Recessions are bad for babies – and not just during the recession, according to new research.
Women who were in their early 20s during the recent recession are likely to have fewer children – even a decade or more after the economy has recovered, says a study by the Princeton University’s Wilson School, published this week by the National Academy of Sciences.
“This paper provides further evidence of how profoundly recessions and economic cycles alter personal decisions,” said co-author Janet Currie, a professor of economics and public affairs.
Demographers have long known that the birth rate drops when the economy is bad.
But if it were just the immediate impact of recession on their earnings or that of their potential mates, the birth rate would bounce back when the economy recovered.
Not so, say the Princeton researchers.
Fast forwarding to when those young women are 40, we can expect them to have had fewer children than women who came of age in better economic times, the researchers say.
That conclusion is based on studying previous generations of women – especially the ones that were in their 20s during recessions: Currie and Hannes Schwandt, a postdoctoral research associate, analyzed birth records of 140 million Americans born between 1975 and 2010. During that period there were five recessions.
Currie and Schwandt calculated that for every one-percentage point increase in the unemployment rate that was experienced by women between ages 20 and 24, there were six fewer babies for every 1,000 women.
By the time those women were 40, there were 14.2 fewer conceptions per 1,000 women.
They calculate that the Great Recession will mean an additional 151,082 women who will remain childless at age 40 and a long-term loss of 420,957 conceptions. That is, they say, a 2.4 percent decrease.
But then the why question: That is, it’s easy to see why massive layoffs and epidemics of bankruptcy and foreclosure might persuade lots of people not to get married or not to have children if they do.
But why would the effect be long-term?
The study focused on the women, so researchers say they aren’t sure. But they have a theory: it’s not the just women. It’s the guys, too. Other research has shown that people who enter the labor force during recessions suffer long-term damage to their earnings and wealth.

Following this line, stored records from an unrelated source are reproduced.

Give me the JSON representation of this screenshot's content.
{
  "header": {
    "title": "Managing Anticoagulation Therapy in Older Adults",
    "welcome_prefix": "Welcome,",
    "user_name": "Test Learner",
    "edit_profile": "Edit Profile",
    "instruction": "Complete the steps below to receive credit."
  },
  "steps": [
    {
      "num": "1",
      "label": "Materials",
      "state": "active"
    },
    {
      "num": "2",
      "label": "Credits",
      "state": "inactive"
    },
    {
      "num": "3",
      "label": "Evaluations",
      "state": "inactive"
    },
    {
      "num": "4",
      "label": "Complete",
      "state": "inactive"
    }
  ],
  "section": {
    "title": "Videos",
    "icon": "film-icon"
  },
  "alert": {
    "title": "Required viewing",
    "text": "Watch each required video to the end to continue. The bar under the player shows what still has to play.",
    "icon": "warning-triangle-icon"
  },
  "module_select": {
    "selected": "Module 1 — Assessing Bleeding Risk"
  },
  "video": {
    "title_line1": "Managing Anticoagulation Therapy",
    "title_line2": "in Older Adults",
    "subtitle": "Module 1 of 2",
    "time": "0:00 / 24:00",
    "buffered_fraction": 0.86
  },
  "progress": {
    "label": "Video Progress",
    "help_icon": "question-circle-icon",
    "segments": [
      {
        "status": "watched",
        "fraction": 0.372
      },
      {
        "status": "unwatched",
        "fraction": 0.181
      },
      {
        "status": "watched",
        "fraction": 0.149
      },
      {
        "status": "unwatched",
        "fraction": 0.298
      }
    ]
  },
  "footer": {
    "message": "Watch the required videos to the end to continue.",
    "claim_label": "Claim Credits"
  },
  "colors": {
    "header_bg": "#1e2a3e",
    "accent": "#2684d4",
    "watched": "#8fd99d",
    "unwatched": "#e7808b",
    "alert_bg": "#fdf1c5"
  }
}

And that means that potential male mates are less financially secure and look less economically attractive than they would have looked in good times. And combined with women’s own economic insecurities, that might lead to fewer marriages in general, but also to fewer children.
Economists have noted for months that young people have been slow to form “households,” a lack that undermines the housing market. It is, they speculate, no coincidence that since the recession growth has been sluggish and most wages stagnant.